Inherited long QT syndrome (LQTS) is an electrical heart disorder that is characterized by the abnormal prolongation of cardiac repolarization, which corresponds to the QT interval on an electrocardiogram. It has been observed that the prevalence of LQTS is ~1:2,500 among Caucasians (1). Clinically, patients with LQTS are at an increased risk of torsades de pointes, which manifests as palpitations, syncope, seizures and sudden cardiac death. To date, hundreds of mutations have been identified that contribute toward the development of LQTS, and these are present in at least 13 genes (Table I) (2–4). It has been determined that >90% of positive-genotype cases of LQTS exhibit one of three particular genotypes: LQT1, LQT2 and LQT3 (3,5–8).

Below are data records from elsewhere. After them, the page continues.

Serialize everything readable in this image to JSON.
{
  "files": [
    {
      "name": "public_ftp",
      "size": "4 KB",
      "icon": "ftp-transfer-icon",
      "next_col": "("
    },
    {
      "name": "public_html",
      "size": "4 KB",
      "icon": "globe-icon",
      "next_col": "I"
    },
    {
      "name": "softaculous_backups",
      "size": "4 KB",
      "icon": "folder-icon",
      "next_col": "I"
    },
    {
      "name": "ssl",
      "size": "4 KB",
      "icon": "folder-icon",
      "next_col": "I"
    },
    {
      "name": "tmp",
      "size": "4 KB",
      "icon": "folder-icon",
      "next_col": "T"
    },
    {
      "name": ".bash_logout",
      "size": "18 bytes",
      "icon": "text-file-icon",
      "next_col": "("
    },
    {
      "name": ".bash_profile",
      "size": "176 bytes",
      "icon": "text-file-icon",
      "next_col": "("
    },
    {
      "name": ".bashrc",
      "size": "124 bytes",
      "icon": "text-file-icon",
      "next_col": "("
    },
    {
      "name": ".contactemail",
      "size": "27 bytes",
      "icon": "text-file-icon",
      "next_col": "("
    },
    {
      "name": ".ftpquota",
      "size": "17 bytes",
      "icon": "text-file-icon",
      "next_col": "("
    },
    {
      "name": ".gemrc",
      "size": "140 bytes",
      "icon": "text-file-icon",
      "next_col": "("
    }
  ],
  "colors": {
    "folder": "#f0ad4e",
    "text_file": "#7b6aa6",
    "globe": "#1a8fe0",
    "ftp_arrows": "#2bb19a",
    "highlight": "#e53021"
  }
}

Table I. Inherited long QT syndrome.

Table I.

Inherited long QT syndrome.

Type	Affected gene	Chromosome	Protein	Current	Trigger	Prevalence (%)
LQT1	KCNQ1	11p15	IKs α-submit	IKs↓	Exercise	42
LQT2	KCNH2	7q35-36	IKr α-submit	IKr↓	Auditory, exercise, waking	45
LQT3	SCN5A	3p21-23	INa α-submit	INa↑	Rest, sleep	8
LQT4	ANK2	4q25-27	Ankyrin-B	ICa↑	Exercise	<1
LQT5	KCNE1	21p22	IKs β-submit	IKs↓	Emotion, exercise	3
LQT6	KCNE2	21p22	IKr β-submit	IKr↓	Rest, exercise	2
LQT7	KCNJ2	17p23-24	IKir2.1	IK1↓	Rest, exercise	<1
LQT8	CACNA1	12p13	ICa α-submit	ICa↑	Exercise, anxiety	<1
LQT9	CAV3	3p25	Caveolin	INa↑	Rest, sleep	rare
LQT10	SCN4B	11q23	NAVβ4	INa↑	Exercise	N/A
LQT11	AKAP-9	7q21-22	Yotiao	IKs↓	N/A	N/A
LQT12	SNTA1	20q11	α1syntrophin	INa↑	N/A	N/A
LQT13	KCNJ5	11q24	Kir4.3	IK-ACh↓	N/A	N/A
JLN1	KCNQ1	11p15	IKs α-submit	IKs↓	Emotion, exercise	1–7
JLN2	KCNE1	21p22	IKr β-submit	IKs↓	Emotion, exercise	<1

[i] LQT, long QT; JLN, Jervell and Lange-Nielsen; I_Ks, slowly activating delayed potassium rectifier current; I_Kr, rapidly activating delayed potassium rectifier current; I_Na, sodium current; I_Ca, calcium current; I_Kir2.1, inward rectifier potassium current; I_K-ACh, acetylcholine-activated potassium current; N/A, not available.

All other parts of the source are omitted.